[29] Troops cannot be landed with as little delay as this. But naval tactics assume as a matter of course that an advance body of bluejackets, trained for beach and surf work, can effect an immediate landing if protected from attack.

[30] Lord Cochran landed 18,000 men on the open coast of Chile in five hours, with some guns. The surf conditions there are extremely hazardous.

[31] American submarines now in commission do not carry more than one 3-inch rapid fire gun. It is set in a watertight compartment from which it is elevated when the vessel is on the surface. Armaments of destroyers are: Ammen class, five 3-inch rapid fire 30 cal. rifles; Aylwin class, four 4-inch rapid fire 50 cal. rifles; Bainbridge class, two 3-inch rifles and five 6-pounders rapid fire.

[32] Submarine wire entanglements are being used effectively for the protection of harbors during the present war. The wire cannot resist cutting much more than twine can. It stops the submarine by menacing it with being entangled and trapped. A submarine caught under water cannot be cleared by its crew. The utmost the men can do is to try to reach the surface by putting on “special escape helmets” and emerging through the air-locks.

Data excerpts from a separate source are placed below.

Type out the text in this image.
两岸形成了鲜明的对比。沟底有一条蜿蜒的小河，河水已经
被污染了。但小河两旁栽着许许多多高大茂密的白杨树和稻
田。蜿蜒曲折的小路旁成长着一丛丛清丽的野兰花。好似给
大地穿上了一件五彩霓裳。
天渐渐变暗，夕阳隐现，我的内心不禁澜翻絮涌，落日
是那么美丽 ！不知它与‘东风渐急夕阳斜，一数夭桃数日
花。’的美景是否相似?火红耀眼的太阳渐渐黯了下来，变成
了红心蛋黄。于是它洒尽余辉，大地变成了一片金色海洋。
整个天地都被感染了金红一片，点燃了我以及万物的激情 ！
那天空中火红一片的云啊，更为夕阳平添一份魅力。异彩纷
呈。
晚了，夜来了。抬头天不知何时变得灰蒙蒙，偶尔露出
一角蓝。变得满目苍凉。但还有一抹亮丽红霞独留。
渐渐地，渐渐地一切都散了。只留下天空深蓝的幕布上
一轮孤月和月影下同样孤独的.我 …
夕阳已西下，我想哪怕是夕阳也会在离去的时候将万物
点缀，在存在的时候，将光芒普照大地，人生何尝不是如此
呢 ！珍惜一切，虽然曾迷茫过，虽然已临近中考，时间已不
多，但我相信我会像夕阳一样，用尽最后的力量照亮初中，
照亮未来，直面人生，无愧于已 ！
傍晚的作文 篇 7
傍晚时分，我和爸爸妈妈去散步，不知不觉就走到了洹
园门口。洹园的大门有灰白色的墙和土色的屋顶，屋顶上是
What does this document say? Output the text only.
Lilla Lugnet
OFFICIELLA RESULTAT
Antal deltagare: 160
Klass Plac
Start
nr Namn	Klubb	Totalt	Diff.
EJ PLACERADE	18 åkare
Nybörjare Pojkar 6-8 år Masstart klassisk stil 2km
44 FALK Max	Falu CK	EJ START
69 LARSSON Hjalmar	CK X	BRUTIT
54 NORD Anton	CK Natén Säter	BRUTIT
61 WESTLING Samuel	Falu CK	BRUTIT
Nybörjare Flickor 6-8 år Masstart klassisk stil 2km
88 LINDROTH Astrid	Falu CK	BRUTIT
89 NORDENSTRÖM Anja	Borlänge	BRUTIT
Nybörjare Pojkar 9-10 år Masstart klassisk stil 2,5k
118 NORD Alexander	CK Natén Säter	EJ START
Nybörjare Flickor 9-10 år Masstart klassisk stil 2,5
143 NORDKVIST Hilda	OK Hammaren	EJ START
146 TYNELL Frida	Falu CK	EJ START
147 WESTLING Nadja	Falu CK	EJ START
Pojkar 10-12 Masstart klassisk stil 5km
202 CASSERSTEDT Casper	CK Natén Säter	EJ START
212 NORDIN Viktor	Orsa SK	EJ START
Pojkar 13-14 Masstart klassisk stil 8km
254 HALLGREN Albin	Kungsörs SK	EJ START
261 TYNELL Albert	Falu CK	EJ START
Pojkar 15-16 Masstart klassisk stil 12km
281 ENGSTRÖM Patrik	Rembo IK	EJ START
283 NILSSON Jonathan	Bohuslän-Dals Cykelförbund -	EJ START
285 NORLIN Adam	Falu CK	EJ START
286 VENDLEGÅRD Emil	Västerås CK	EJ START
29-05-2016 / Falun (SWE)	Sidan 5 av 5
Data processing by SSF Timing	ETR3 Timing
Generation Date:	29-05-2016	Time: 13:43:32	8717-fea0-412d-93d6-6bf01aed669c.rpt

[33] With periscopes shot away, a submarine, even though uninjured, is quite helpless. She may escape, if she is in deep water and the assailant is far enough away to give her time to dive and flee, deeply submerged. See loss of U-12 on March 10 merely through destruction of periscope, which permitted enemy destroyers to ram her.

[34] Even steam vessels of high power often are rendered helpless by jamming a trailing hawser around the shaft. The revolution of the shaft so macerates and binds the fouled material that the engines are unable to turn the propellor in either direction and only a diver can clear it.

[35] The reserve buoyancy of a submarine when awash (technically known as “diving-trim”) is so delicate that 100 additional gallons of water would sink a 300-ton vessel.

[36] “From an altitude of 2,000 feet the movements of a submarine torpedo boat may be easily observed unless the water is very muddy”—Capt. V. E. Clark, Aviation Corps, U. S. A., December issue, Coast Artillery Journal.

[37] Important cities in this territory besides New York and Boston are Fall River, Providence, New Bedford, New London, Bridgeport, New Haven, Hartford, Worcester, Springfield, Willimantic and Pawtucket.

[38] Colonel Abbott, U. S. A., one of the leading Chiefs of Engineers who constructed the U. S. harbor defenses, stated that the fire of the sixteen mortars, “like one giant musket throwing a charge of buckshot, each pellet weighing ¼ ton,” could drop their sixteen projectiles into a space 800 feet long by 300 feet wide. The author was present at a test of a 16-mortar battery on Sandy Hook when the sixteen shells were fired simultaneously at a deck-plan of the United States cruiser San Francisco, the plan being outlined with stakes on the New Jersey beach five and a half miles from the battery. Each projectile struck inside of the staked outline.